Ir al cine no es acudir a festivales —como Giménez Cacho— a cinematecas o cines de calidad, ahí donde los hay porque la diversidad fílmica no es aplastada por competencia desleal de un mastodonte gubernamental. Para la mayoría de la gente ir al cine en el siglo XXI es ir a cadenas exhibidoras. En México se cuenta con dos de infraestructura notable —su programación es otra cosa— superior a la de cadenas europeas supuestamente equivalentes. Esto es lo normal e incluso en cinetecas la dinámica del cine club —u otras que extienden la estancia, como entrevistas en el escenario o diálogo con el público— es una excepción. Ir al cine, incluso para cinéfilos genuinos, es acudir a una sala, acompañado o solo, y salir de ella.

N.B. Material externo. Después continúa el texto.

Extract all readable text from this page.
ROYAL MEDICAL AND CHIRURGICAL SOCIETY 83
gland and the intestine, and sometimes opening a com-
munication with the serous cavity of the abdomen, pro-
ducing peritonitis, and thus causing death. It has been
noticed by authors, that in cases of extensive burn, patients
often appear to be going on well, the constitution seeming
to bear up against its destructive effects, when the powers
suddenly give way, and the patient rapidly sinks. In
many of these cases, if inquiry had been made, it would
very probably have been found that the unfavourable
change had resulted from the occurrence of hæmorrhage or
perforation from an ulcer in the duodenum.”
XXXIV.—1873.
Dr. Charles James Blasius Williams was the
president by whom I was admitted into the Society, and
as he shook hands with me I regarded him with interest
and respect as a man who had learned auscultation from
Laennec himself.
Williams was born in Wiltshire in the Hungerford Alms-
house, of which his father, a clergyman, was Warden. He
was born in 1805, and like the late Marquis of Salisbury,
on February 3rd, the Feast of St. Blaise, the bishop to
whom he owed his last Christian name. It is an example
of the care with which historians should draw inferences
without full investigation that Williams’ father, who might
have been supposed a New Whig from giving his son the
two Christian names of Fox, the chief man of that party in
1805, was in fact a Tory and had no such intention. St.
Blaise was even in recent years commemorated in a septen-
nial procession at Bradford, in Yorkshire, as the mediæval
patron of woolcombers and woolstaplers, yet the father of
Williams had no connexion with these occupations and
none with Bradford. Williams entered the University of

La fetichización de prácticas de consumo cultural es una manera de alejarse de la búsqueda y el disfrute de lo específico de las artes. Pedir o atribuir a tales prácticas lo que no son es distorsionar y carece de razón fuera de discursos simplones del común de miembros de la comunidad. Que hay una serie de procesos es innegable: uno aprende de insolencia, amabilidad y otras cuestiones al estar entre gente en una sala; pero no mucho más y probablemente menos que al andar en transporte público. Si a eso llaman “hacer comunidad”, entonces ocurre en un sentido muy elemental. Pero la fetichización da por hecho que sucedería más: una trabazón de relaciones gracias a conversaciones doctas o generosas que no sólo guiarían el gusto por el arte cinemático, sino que forjarían tejido social, amoroso, virtuoso. La realidad es que tal escenario ni en cinematecas, ni entre amigos, es la norma sino otra vez la excepción: entablar diálogos es siempre un esfuerzo que sólo algunos realizan y no existe obligación de que el gesto sea bien retribuido. ¿Hay falta en que entrar a una sala no conlleve encuentro y desarrollo de coincidencias políticas para el propiciamiento de hechos que se ajusten a los propios anhelos sociales? No la hay.
Al final cabe pensar y preguntarse, ¿por qué sería un ideal construir una comunidad al ir a ver una película? Sugerirlo o exigirlo es tan improcedente como sería facilitar que fuese un acto de forja de individualidades; aunque no faltarían argumentos para sustentarlo. Ir al cine y ver películas son acciones que valen por sí mismas, no requieren el revestimiento de ningún colectivismo.